C’est la demande numéro 1 dans les Comex depuis 18 mois : « Quand est-ce qu’on lance notre propre GPT ? ». La vision est séduisante : une IA souveraine, entraînée sur vos secrets industriels, qui ne fuite rien chez OpenAI. La réalité technique est plus cruelle : vous n’avez probablement ni les moyens, ni le besoin de « votre » modèle.
Le piège du Fine-Tuning
La première erreur est de croire qu’il faut réentraîner un modèle (Fine-tuning) pour qu’il connaisse votre entreprise. C’est comme acheter une encyclopédie et réécrire les pages pour y ajouter le menu de la cantine. C’est long, coûteux, et le résultat est fragile (phénomène d’oubli catastrophique).
Un LLM n’est pas une base de données de connaissances. C’est un moteur de raisonnement. Vous n’avez pas besoin qu’il mémorise vos factures, vous avez besoin qu’il sache les lire.
La vraie solution : RAG (Retrieval-Augmented Generation)

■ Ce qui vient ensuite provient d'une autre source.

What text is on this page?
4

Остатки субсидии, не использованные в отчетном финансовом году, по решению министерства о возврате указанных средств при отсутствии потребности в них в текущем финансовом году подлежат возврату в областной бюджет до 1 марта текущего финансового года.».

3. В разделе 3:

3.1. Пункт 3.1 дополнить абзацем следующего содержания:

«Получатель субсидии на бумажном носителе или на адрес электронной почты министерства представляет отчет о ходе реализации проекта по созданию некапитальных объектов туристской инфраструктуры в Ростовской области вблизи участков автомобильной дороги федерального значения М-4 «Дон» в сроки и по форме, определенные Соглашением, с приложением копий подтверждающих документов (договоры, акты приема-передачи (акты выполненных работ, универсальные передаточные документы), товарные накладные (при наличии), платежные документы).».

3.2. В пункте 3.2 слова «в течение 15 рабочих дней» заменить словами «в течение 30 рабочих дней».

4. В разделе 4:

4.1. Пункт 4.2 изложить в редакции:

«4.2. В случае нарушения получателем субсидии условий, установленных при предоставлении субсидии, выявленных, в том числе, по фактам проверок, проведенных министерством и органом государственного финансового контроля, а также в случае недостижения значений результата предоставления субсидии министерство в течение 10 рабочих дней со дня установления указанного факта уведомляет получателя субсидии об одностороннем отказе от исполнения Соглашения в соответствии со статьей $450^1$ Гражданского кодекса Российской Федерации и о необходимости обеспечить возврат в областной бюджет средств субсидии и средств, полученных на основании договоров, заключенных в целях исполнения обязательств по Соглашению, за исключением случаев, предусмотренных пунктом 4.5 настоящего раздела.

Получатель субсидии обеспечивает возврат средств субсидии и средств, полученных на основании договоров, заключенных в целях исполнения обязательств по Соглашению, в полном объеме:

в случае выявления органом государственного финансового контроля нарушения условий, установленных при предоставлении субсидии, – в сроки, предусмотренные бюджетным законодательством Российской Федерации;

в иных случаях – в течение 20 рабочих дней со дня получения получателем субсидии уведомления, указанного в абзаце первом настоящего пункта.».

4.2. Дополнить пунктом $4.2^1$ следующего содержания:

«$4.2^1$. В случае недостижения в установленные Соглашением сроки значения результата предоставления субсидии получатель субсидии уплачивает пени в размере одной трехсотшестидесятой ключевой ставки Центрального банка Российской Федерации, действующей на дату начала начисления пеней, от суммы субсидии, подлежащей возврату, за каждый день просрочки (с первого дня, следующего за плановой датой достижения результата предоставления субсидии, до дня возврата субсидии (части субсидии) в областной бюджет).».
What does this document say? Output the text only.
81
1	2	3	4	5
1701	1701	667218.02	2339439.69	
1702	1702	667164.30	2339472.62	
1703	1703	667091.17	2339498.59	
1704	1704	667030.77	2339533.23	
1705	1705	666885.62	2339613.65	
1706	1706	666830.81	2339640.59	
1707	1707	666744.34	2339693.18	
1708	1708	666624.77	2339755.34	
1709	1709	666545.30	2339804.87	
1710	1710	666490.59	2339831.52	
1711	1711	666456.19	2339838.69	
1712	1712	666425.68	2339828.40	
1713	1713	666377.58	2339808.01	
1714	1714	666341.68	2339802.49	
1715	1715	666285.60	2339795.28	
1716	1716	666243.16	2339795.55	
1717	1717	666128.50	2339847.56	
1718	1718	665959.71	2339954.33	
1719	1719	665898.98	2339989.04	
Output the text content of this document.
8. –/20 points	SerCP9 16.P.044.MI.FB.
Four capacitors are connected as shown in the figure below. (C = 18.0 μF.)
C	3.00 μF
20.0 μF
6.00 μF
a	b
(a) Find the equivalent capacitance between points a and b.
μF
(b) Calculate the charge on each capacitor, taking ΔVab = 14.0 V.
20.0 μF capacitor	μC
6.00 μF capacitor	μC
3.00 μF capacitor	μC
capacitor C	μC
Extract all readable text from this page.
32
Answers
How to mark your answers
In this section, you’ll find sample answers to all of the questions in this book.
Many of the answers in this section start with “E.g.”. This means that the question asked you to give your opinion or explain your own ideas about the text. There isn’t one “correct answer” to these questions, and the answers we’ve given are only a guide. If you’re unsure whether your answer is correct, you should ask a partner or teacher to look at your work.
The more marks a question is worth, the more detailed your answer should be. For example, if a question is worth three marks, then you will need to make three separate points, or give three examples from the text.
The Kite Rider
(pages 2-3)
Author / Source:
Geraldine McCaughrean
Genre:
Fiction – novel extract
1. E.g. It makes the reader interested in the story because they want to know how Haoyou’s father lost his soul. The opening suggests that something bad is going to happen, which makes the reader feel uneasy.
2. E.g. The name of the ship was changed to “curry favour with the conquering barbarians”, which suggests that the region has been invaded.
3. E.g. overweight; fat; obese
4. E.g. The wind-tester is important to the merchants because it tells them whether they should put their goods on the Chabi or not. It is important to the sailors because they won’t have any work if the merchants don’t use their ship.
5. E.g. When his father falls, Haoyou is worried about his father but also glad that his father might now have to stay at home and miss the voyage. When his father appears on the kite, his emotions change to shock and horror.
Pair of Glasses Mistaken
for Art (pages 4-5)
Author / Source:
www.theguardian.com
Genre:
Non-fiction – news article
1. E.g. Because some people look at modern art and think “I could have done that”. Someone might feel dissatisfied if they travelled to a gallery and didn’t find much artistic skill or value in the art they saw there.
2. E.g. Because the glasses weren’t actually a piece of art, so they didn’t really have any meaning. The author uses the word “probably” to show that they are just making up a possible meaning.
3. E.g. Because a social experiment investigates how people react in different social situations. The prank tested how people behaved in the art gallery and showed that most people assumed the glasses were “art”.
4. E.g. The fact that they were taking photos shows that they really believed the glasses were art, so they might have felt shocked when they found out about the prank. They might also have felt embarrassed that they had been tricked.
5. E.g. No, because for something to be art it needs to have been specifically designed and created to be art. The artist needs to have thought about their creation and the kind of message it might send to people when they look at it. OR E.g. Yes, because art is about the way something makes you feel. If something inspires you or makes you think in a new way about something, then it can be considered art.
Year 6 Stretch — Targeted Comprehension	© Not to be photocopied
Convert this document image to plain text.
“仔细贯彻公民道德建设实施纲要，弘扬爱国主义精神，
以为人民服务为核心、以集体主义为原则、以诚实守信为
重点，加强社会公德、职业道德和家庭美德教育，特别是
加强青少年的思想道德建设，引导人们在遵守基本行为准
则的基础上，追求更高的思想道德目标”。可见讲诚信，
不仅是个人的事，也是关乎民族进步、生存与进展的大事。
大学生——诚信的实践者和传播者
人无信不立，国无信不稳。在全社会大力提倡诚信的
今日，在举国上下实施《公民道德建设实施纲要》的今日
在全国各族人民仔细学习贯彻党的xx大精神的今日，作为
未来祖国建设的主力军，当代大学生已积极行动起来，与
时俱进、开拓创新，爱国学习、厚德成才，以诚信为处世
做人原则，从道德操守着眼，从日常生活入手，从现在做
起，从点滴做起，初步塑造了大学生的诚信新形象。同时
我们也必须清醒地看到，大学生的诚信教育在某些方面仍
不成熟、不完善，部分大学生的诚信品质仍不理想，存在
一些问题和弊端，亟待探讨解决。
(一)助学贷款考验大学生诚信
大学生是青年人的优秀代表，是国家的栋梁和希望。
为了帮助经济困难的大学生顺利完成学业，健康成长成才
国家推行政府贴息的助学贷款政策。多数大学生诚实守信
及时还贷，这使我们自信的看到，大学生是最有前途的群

Au lieu de modifier le cerveau de l’IA, modifiez ce qu’elle lit. L’architecture RAG consiste à :
- Indexer vos documents internes dans une base vectorielle.
- Quand un employé pose une question, le système retrouve les 3 documents pertinents.
- Il envoie ces documents à un modèle standard (GPT-4, Claude, Mistral) avec la consigne : « Réponds à la question en utilisant uniquement ces infos ».
Coût de mise en place ? Divisé par 50. Fraîcheur des données ? Immédiate (pas besoin de réentraîner le modèle à chaque nouveau PDF).
Le mur de la Data Quality
Si votre entreprise n’a pas d’IA performante aujourd’hui, ce n’est pas par manque de GPU. C’est parce que vos données sont en désordre.
Un LLM nourri avec des procédures contradictoires, des wikis obsolètes et des fichiers Excel sans headers produira des hallucinations convaincantes. C’est le principe du GIGO : Garbage In, Garbage Out.
Conclusion : Rangez votre chambre avant d’inviter l’IA
Avant de signer un chèque à Nvidia ou d’embaucher des chercheurs en IA, regardez l’état de votre documentation interne. La bataille de l’IA d’entreprise ne se gagne pas sur la sophistication des modèles, mais sur l’hygiène de la donnée. C’est moins sexy, mais c’est la seule voie rentable.